Gambar 5. Tabel hasil pengamatan spektrum RMI-1H dari senyawa dihidrokhalkon
2. Spektroskopi resonansi magnet inti karbon-13 (RMI-13C)
Spektroskopi RMI-13C ini memiliki beberapa kegunaan, diantaranya penentuan
jumlah atom karbon keseluruhan dari setiap molekul, jumlah atom yang
teroksigenasi dalam inti flavonoid, dan jumlah atom karbon dalam bagian gula.
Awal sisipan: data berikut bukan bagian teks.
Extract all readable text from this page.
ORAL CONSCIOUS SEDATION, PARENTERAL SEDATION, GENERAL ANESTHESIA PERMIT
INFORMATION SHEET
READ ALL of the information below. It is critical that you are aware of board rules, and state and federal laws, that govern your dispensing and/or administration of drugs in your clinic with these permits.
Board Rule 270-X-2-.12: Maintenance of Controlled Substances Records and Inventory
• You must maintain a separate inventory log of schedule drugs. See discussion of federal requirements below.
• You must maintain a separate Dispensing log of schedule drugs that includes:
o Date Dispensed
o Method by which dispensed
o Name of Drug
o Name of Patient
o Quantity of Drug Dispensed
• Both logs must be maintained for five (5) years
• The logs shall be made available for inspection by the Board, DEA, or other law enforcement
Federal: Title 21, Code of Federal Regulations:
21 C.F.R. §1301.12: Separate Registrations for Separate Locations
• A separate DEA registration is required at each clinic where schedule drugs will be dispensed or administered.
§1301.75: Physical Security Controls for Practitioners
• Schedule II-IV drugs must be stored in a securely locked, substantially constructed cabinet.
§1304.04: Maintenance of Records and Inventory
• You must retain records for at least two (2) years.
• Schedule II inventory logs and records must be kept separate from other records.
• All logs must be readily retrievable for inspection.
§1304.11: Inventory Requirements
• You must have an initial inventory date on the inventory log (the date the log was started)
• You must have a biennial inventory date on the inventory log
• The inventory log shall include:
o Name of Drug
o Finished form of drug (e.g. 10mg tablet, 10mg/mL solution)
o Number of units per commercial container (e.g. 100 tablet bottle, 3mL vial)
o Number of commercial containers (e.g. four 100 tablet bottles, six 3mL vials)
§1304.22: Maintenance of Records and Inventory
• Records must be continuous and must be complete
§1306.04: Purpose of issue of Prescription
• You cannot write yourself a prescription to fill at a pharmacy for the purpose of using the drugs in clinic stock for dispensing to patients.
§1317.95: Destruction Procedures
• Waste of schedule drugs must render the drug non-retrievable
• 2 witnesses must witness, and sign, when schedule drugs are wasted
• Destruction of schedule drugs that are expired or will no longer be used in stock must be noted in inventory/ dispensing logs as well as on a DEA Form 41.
Penggunaannya hampir sama dengan spektroskopi RMI-1H, tetapi perlu
diperhatikan jumlah cuplikan yang dipakai semakin banyak maka akan semakin
baik (sekitar 10-50 mg). Pelarut yang paling sering digunakan adalah d6-DMSO.
Gambar 6. Spektrum RMI-13C dari dihidrokalkon dalam DMSO-d6
Gambar 7. Tabel hasil pengamatn spektrum RMI-13C dari senyawa dihidrokalkon
d. Spektroskopi MS
Pada prinsipnya spektroskopi massa adalah penguraian sesepora senyawa organik
dan perekaman pola fragmentasi menurut massanya. Spektroskopi MS banyak
dimanfaatkan untuk menentukan bobot molekul, menetapkan penyebaran penyulih
pada lingkar A dan B, serta menentukan sifat dan titik ikatan gula pada C- dan O-
glikosida flavonoid. Kelebihannya dibanding dengan metode fisikokimia yang lain
adalah :
a. Jumlah cuplikan yang digunakan hanya sedikit
b. Mampu menentukan bobot molekul dengan tepat
c. Kemampuan menghasilkan fragmentasi yang rumit yang sering khas bagi
senyawa yang bersangkutan sehingga dapat diidentifikasi
Tujuan pertama pada penasfiran SM ialah mengidentifikasi molekul utuh atau ion
induk (M+) dan kemudian menghubungkan pecahan utama yang lain dengan ion
induk dengan menjelaskannya secara masuk akal.